Como se pode ver, Joyce traça o retrato de Mangan como artista exilado, ignorado entre os seus, antecipando assim a imagem que mais tarde reinvindicaria para si em sua obra.

Mais importante do que o retrato de Mangan, contudo, é o retrato que Joyce pinta de si mesmo em sua fala. Em outras palavras, ao classificar o poeta como o último dos “antigos bardos celtas”, presença incontornável porém esquecida por todos, Joyce assume implicitamente o papel de redescobridor de uma tradição perdida, muito embora “a redescoberta de Mangan já estivesse em curso há mais de quarenta anos, recebendo, na última década, um impulso decisivo através da liderança ativa de W. B. Yeats”.366 Ora, se a herança de Mangan estava sob os cuidados de Yeats, é certo que o objeto de estudo de Joyce já não era mais “uma figura rara e antipática nas ruas”, “um estranho em seu país”, pois Yeats gozava de grande prestígio nos círculos literários irlandeses do início do século XX. Por que razão, então, mascarar tal abandono justamente diante de um público até certo ponto familiarizado com a obra de Mangan?

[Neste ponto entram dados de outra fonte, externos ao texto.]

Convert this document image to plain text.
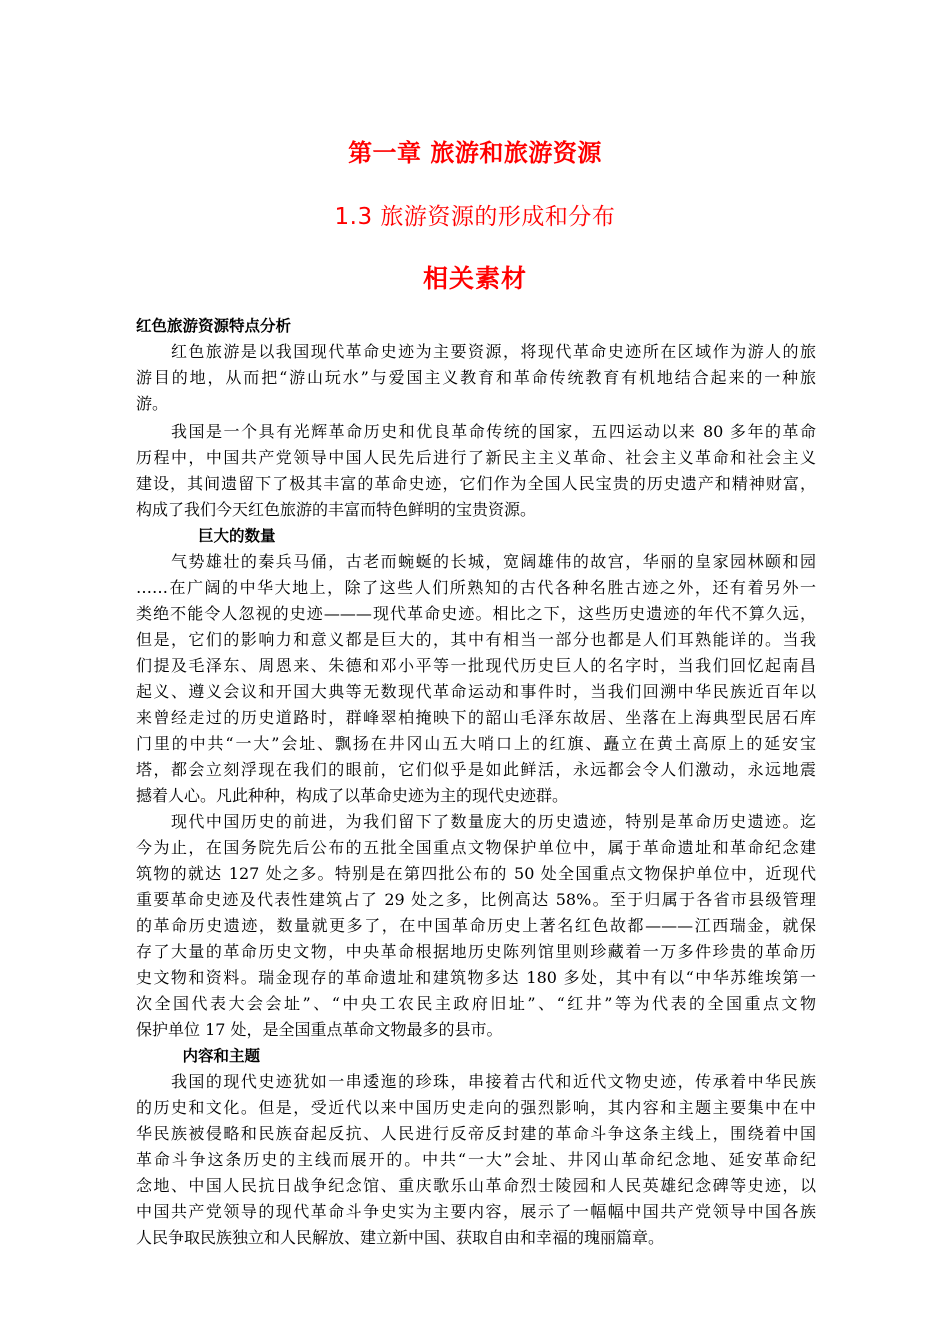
第一章 旅游和旅游资源
1.3 旅游资源的形成和分布
相关素材
红色旅游资源特点分析
　　红色旅游是以我国现代革命史迹为主要资源，将现代革命史迹所在区域作为游人的旅
游目的地，从而把“游山玩水”与爱国主义教育和革命传统教育有机地结合起来的一种旅
游。
　　我国是一个具有光辉革命历史和优良革命传统的国家，五四运动以来 80 多年的革命
历程中，中国共产党领导中国人民先后进行了新民主主义革命、社会主义革命和社会主义
建设，其间遗留下了极其丰富的革命史迹，它们作为全国人民宝贵的历史遗产和精神财富，
构成了我们今天红色旅游的丰富而特色鲜明的宝贵资源。
　　　　巨大的数量
　　气势雄壮的秦兵马俑，古老而蜿蜒的长城，宽阔雄伟的故宫，华丽的皇家园林颐和园
……在广阔的中华大地上，除了这些人们所熟知的古代各种名胜古迹之外，还有着另外一
类绝不能令人忽视的史迹———现代革命史迹。相比之下，这些历史遗迹的年代不算久远，
但是，它们的影响力和意义都是巨大的，其中有相当一部分也都是人们耳熟能详的。当我
们提及毛泽东、周恩来、朱德和邓小平等一批现代历史巨人的名字时，当我们回忆起南昌
起义、遵义会议和开国大典等无数现代革命运动和事件时，当我们回溯中华民族近百年以
来曾经走过的历史道路时，群峰翠柏掩映下的韶山毛泽东故居、坐落在上海典型民居石库
门里的中共“一大”会址、飘扬在井冈山五大哨口上的红旗、矗立在黄土高原上的延安宝
塔，都会立刻浮现在我们的眼前，它们似乎是如此鲜活，永远都会令人们激动，永远地震
撼着人心。凡此种种，构成了以革命史迹为主的现代史迹群。
　　现代中国历史的前进，为我们留下了数量庞大的历史遗迹，特别是革命历史遗迹。迄
今为止，在国务院先后公布的五批全国重点文物保护单位中，属于革命遗址和革命纪念建
筑物的就达 127 处之多。特别是在第四批公布的 50 处全国重点文物保护单位中，近现代
重要革命史迹及代表性建筑占了 29 处之多，比例高达 58%。至于归属于各省市县级管理
的革命历史遗迹，数量就更多了，在中国革命历史上著名红色故都———江西瑞金，就保
存了大量的革命历史文物，中央革命根据地历史陈列馆里则珍藏着一万多件珍贵的革命历
史文物和资料。瑞金现存的革命遗址和建筑物多达 180 多处，其中有以“中华苏维埃第一
次全国代表大会会址”、“中央工农民主政府旧址”、“红井”等为代表的全国重点文物
保护单位 17 处，是全国重点革命文物最多的县市。
　　　内容和主题
　　我国的现代史迹犹如一串逶迤的珍珠，串接着古代和近代文物史迹，传承着中华民族
的历史和文化。但是，受近代以来中国历史走向的强烈影响，其内容和主题主要集中在中
华民族被侵略和民族奋起反抗、人民进行反帝反封建的革命斗争这条主线上，围绕着中国
革命斗争这条历史的主线而展开的。中共“一大”会址、井冈山革命纪念地、延安革命纪
念地、中国人民抗日战争纪念馆、重庆歌乐山革命烈士陵园和人民英雄纪念碑等史迹，以
中国共产党领导的现代革命斗争史实为主要内容，展示了一幅幅中国共产党领导中国各族
人民争取民族独立和人民解放、建立新中国、获取自由和幸福的瑰丽篇章。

Segundo Heyward Ehrlich, num ensaio de título bastante sugestivo para esta discussão sobre o modernismo e a fabricação de tradições, “Inventing Patrimony: Joyce, Mangan, and the Self-Inventing Self”, Joyce articulou quatro pontos decisivos acerca da situação literária irlandesa naquele momento:

Em primeiro lugar, ele declarou que Mangan foi o poeta que mais bem definiu toda a tradição da poesia irlandesa. Em segundo, opinou que o futuro da poesia irlandesa dependia muito mais de Mangan do que de Yeats. Em terceiro, alegou desfrutar de uma relação privilegiada com

      

364 Idem (ed.). The Critical Writings of James Joyce. New York: Cornell University Press, 1989, p. 76.

365 ELLMANN, Richard (ed.). loc. cit.

366 EHRLICH, Heyward. “Inventing Patrimony: Joyce, Mangan, and the Self-Inventing Self”. In: GILLESPIE, Michael Patrick (ed.). Joyce Through the Ages: a nonlinear view. Gainesville: The University of Florida Press, 1999, p. 133.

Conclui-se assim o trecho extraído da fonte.